Seller re-entry – As the gap between current mortgage rates and “legacy” rates narrows, more sellers will feel comfortable listing their homes, finally easing the upward pressure on prices.
Quest for the “Upper-5%” Mortgage Rate
Mortgage rates are the engine of housing activity. In late 2024 and throughout last year, rates remained elevated, leaving many buyers priced out of the market. A psychological “sweet spot” might be the upper-5% range.
A modest dip could be the catalyst needed to encourage sidelined buyers. While rates may remain elevated in the near term, the Federal Reserve’s recent activity suggests a cooling trend.
Last month, the Fed cut the federal funds rate by another 0.25%, bringing the target range to 3.50%-3.75%.
While the federal funds rate does not dictate mortgage rates directly, it lowers the cost of borrowing for banks, which indirectly helps pull mortgage interest down.
Leading Indicators: Pending and Existing Sales
The era of strong value appreciation appears to be cooling.
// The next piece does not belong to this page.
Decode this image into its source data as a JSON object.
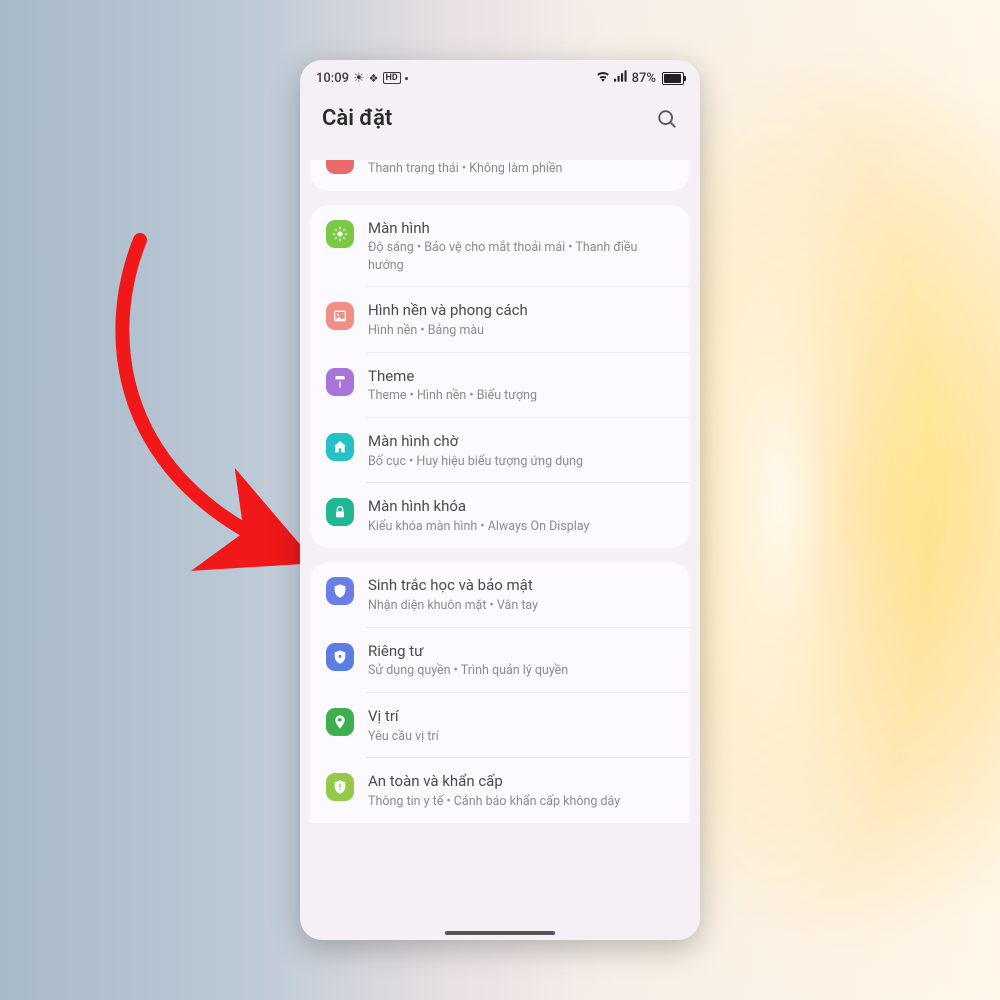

As of October 2025, the national home price index recorded a modest 1.3% annual gain with a median sales price of $415,200. More importantly, pending home sales – a leading indicator of future closings – rose by 1.9%.
Improving the US housing market isn’t about a “silver bullet” but a combination of increased inventory, falling mortgage rates and sustainable price growth.
For sellers, 2026 represents a window to move as rates stabilize. For buyers, the cooling of national price growth and the recent Fed cuts suggest the extreme competition of years past may finally give way to a friendlier landscape.